The Watts Towers looked, at first, a little smaller than anticipated. Not in height — the three main ones were tall, elegant, vying with each other for altitude — but in the way they were clustered together, hemmed in. More space between them would have made them airier, less solid-looking. The cramping, I saw as soon as we got out of the car, was the product of the six-foot metal fence around the perimeter of the site. Instead of starting at ground level the towers began, visually, six feet from the ground, over the top of the fence. Aesthetically the trick was to keep people out while allowing the sky in; like this the balance — in a place that was partly a celebration of balance — had tipped away from aesthetics towards security.
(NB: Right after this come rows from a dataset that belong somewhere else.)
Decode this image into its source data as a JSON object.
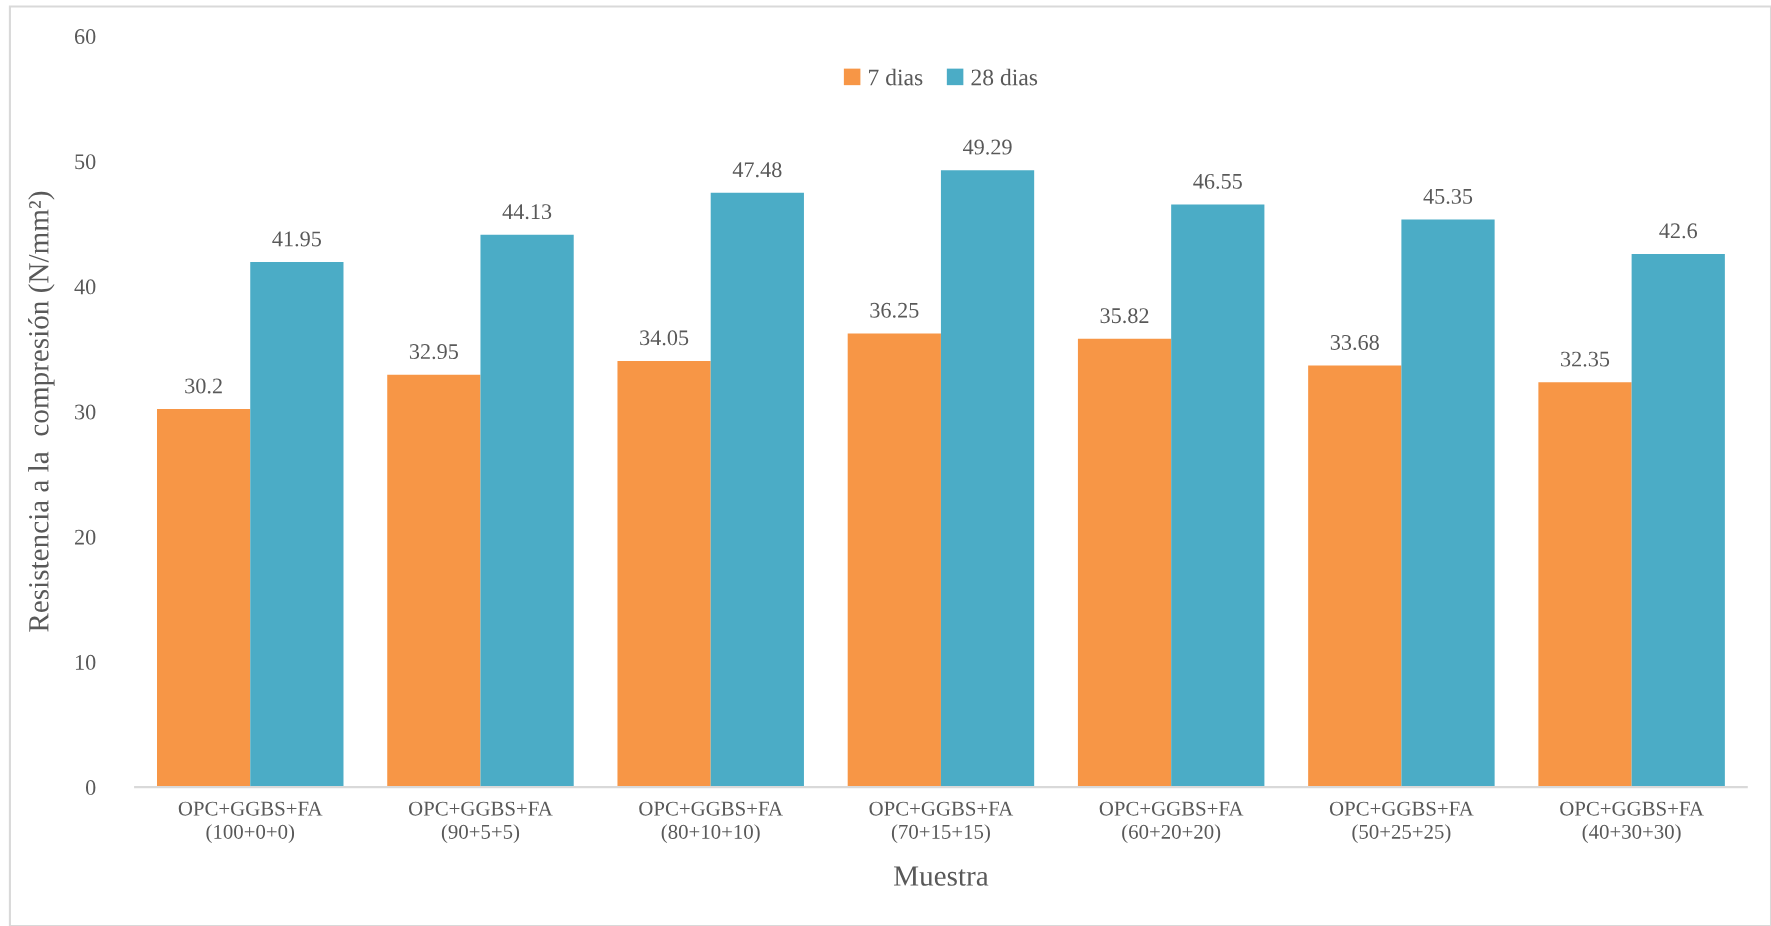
{
  "chart_data": {
    "type": "bar",
    "xlabel": "Muestra",
    "ylabel": "Resistencia a la  compresión (N/mm²)",
    "categories": [
      "OPC+GGBS+FA\n(100+0+0)",
      "OPC+GGBS+FA\n(90+5+5)",
      "OPC+GGBS+FA\n(80+10+10)",
      "OPC+GGBS+FA\n(70+15+15)",
      "OPC+GGBS+FA\n(60+20+20)",
      "OPC+GGBS+FA\n(50+25+25)",
      "OPC+GGBS+FA\n(40+30+30)"
    ],
    "series": [
      {
        "name": "7 dias",
        "color": "#f79646",
        "values": [
          30.2,
          32.95,
          34.05,
          36.25,
          35.82,
          33.68,
          32.35
        ]
      },
      {
        "name": "28 dias",
        "color": "#4bacc6",
        "values": [
          41.95,
          44.13,
          47.48,
          49.29,
          46.55,
          45.35,
          42.6
        ]
      }
    ],
    "ylim": [
      0,
      60
    ],
    "yticks": [
      0,
      10,
      20,
      30,
      40,
      50,
      60
    ],
    "data_labels": true,
    "grid": false,
    "legend": "top"
  }
}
Maybe the weather had played a part; unusually, the sky itself was hemmed in by a band of cloud.
We walked around the perimeter, seeing for the first time the intricacy of the structures, the abundance of decoration and ornamentation. From the Brown Rice photo the towers seemed made austerely of metal, but each spar, strand and tendril was covered with concrete, adorned with glinting coloured crockery, green and blue glass, bits of tiles.
The only way to get in among the towers is on a guided tour. We bought tickets at the Visitors’ Center — appropriately homey rather than fully corporate. The tickets, pinky purple, were like the ones you used to get at cinemas; the guy handing them over was wearing a large black T-shirt that was just about big enough for him. We showed him the Cherry album cover on Jessica’s phone.
‘Oh man, that’s deep,’ he said. He liked the picture so much he showed it to a colleague, handed the phone back and said again how deep it was. I’d never heard the word ‘deep’ used in this way before. Was it an old expression that had fallen out of use or a new one that I’d not come across, something specifically African American that had not yet crossed over into general usage? I liked it but couldn’t imagine myself ever saying it without sounding sceptical or ironic. Adorno was deep, obviously, but if I said he was deep it would sound like a shallow response or, worse, like I was parodying a shallow response to show the depth of my own understanding.